While this company isn't exactly sexy, its business model certainly is intriguing. After all, customers actually pay the company to collect its raw material. How many other businesses can you name that do the same?

While Covanta's profits have been kept in check over the last few years, there are reasons to believe they're about to take off. For one, Covanta has been building a new facility in Ireland that's projected to come online in late 2017. In addition, the company's 20-year contract with New York City recently kicked in. If that goes well, it could spur adoption in other U.S. cities in the future.

Screen Shot

Image source: Covanta.

Add these two developments together, and analysts are projecting that the company's EPS will grow by 54% annually over the next five years. Who knew waste disposal could be so innovative?

The streaming king

The final stock on today's list is Netflix, one of the largest video streaming providers in the world.

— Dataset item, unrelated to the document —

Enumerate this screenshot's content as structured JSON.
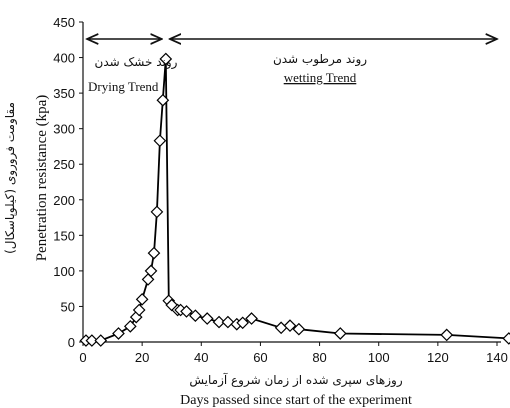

What's intriguing about Netflix is that this was once a highly profitable business. Once upon a time, Netflix's DVD-by-mail business was cranking out cash flow, but a few years back, management made the bold decision to focus instead on providing streaming and original content. That switch required massive investment, which caused the company's profits and share price to plunge.

NFLX Chart

NFLX data by YCharts.

Investors have since come to embrace the bold decision, and we've seen hit shows like Stranger Things, Narcos, House of Cards, and Orange is the New Black cause membership to skyrocket.

Management believes it will finally have enough scale to drive "material global profits" from 2017 onwards, which sets the company's bottom line up nicely to explode. Market watchers are projecting that EPS will grow by more than 73% annually over the next five years, which makes it the fastest grower on this list.

Are any worth buying?

While you could argue that all three of these companies are deserving of a place in your portfolio, I'm personally the most bullish on Netflix. I've been a longtime investor and customer, and I think the company still has plenty of room left for revenue and profit growth in the years ahead. That's especially true when you consider that the company has only just started to localize its content for international markets. As it starts to crack that nut, international revenue growth should really start to soar. That's why I plan on counting myself as a shareholder for a long time to come.